Kevin fit volte-face, alla embrasser Adèle qui pressait tranquillement une orange, pris son attaché-case sur la méridienne du salon et sorti les clefs de l’Audi de la poche de l’imperméable qu’il rejeta sur le canapé. Il ne semblait de toute façon pas en avoir besoin aujourd’hui, lui qui resterait enfermé la plupart du temps, le nez dans ses dossiers, ne devinant ce beau soleil qu’à travers les fenêtres de son bureau du cinquième étage. Elle avait raison Adèle. Il lui fallait se détendre. Jamais elle ne s’énervait et réussissait toujours à trouver une solution convenable pour tous dans chaque petit conflit quotidien. Ca ne l’étonnait pas qu’elle occupe dorénavant des fonctions aussi importantes au tribunal. Elle faisait toujours preuve d’un grand sang-froid, en toute circonstance. Il aimait cela chez elle, lui qui était plutôt un « sanguin ». Elle était pour lui une source intarissable d’apaisement.

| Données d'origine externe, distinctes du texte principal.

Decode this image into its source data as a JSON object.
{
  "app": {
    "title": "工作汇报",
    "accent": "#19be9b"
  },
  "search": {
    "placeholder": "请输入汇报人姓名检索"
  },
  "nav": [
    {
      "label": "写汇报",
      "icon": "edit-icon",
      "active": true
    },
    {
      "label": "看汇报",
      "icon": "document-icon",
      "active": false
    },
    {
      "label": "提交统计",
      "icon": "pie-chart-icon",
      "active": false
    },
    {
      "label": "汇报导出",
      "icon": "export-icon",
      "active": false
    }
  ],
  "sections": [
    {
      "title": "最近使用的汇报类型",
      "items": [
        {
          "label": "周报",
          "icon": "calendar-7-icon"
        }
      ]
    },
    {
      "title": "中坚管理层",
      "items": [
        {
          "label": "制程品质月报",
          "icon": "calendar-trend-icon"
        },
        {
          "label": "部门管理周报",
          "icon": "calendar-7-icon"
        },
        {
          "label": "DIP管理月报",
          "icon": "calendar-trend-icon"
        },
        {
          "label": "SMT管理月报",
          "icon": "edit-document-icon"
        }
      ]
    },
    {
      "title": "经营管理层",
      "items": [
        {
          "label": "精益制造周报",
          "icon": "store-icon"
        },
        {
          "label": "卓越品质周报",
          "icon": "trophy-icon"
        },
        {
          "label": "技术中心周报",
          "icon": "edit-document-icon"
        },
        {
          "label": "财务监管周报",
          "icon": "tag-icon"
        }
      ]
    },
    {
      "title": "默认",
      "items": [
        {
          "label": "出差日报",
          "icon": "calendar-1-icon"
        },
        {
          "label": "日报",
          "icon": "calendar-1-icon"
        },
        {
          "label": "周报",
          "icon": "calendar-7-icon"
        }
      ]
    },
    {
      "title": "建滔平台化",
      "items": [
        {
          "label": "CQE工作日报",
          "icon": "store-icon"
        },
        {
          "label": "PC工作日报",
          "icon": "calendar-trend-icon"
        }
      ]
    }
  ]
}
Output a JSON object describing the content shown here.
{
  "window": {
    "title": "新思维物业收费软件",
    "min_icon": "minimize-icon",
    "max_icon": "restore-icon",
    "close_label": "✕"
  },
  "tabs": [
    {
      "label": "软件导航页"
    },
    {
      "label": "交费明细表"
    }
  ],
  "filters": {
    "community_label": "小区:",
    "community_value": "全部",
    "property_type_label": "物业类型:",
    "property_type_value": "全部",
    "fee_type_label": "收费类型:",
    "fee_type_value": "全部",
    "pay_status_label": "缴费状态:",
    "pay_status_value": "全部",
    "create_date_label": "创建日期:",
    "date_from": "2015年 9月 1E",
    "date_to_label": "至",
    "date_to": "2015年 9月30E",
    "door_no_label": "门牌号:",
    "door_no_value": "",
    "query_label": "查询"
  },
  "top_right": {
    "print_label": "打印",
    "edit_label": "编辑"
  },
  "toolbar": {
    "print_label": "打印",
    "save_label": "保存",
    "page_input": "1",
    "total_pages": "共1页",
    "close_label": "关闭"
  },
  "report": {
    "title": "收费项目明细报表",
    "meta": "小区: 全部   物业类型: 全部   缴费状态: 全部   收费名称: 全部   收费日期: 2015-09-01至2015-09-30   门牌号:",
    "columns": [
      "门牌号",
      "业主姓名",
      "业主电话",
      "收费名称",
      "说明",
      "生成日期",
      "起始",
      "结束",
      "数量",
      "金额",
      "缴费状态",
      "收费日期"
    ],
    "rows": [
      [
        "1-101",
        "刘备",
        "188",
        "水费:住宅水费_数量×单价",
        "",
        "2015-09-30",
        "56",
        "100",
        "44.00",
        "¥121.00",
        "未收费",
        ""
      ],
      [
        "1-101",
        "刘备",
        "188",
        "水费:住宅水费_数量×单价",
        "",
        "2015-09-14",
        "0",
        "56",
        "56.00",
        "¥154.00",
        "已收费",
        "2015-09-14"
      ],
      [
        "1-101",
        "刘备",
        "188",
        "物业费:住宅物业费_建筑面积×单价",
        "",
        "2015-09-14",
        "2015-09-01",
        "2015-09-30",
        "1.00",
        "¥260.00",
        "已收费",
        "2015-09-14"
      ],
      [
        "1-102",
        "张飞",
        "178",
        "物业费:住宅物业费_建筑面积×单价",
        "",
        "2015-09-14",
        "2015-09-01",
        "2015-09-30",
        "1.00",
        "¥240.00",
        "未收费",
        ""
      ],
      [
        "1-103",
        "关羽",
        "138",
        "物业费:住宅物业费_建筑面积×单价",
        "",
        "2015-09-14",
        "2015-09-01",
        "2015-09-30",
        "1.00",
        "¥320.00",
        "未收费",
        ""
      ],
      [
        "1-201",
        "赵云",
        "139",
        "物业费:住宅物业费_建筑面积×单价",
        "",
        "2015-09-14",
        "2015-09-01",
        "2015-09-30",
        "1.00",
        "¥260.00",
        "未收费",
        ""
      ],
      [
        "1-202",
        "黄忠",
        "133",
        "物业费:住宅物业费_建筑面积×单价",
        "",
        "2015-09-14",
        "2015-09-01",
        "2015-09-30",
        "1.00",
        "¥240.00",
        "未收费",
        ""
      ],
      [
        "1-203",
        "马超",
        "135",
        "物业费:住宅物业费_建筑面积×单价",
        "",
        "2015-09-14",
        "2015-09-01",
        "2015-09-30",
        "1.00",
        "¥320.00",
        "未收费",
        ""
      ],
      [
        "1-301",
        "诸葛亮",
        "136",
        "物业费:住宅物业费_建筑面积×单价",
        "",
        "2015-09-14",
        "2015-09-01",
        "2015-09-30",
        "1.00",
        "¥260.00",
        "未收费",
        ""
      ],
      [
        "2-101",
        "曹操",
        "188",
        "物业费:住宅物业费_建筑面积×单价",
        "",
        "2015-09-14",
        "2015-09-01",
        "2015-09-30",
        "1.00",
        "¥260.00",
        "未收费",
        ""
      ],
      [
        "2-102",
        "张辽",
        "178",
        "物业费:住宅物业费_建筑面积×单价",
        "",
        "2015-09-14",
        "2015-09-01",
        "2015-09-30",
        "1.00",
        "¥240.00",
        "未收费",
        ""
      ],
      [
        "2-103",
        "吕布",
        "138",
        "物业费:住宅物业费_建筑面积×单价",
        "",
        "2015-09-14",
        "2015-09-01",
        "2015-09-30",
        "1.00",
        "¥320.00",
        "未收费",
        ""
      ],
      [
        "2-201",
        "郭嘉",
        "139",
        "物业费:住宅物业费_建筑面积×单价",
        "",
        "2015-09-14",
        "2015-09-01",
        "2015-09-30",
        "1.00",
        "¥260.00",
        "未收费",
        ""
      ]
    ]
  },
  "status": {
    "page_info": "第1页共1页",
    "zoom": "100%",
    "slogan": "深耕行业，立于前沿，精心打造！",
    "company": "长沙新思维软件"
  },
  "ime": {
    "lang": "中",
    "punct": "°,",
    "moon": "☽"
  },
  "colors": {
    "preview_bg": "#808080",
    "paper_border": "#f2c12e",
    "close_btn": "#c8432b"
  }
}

Il faisait déjà très chaud ce matin-là. L’Audi, qu’il avait eu la flemme de rentrer au garage en rentrant la veille, juste avant son intéressante conversation avec Pradier, était maintenant en plein soleil. Il ouvrit en grand les vitres après avoir retiré sa veste, qu’il avait délicatement posée sur le dossier du siège passager, démarra, régla la radio sur France Info et quitta sa place de stationnement, roulant sur la canette de bière à laquelle il n’avait même pas fait attention.
Qu’est-ce que c’est que ce bazar, se dit-il, ayant entendu un bruit de métal semblant provenir d’une pièce de la voiture. Mais il ne s’en soucia pas vraiment, tant il était absorbé par ses pensées, répétant indéfiniment les arguments qu’il allait utiliser lors de l’audience de ce matin. Il n’entendit pas même l’imperceptible sifflement qui s’échappait du pneu avant droit. Il ne se doutait pas non plus à quel point ce détail allait changer chaque jour un peu plus le cours de sa vie.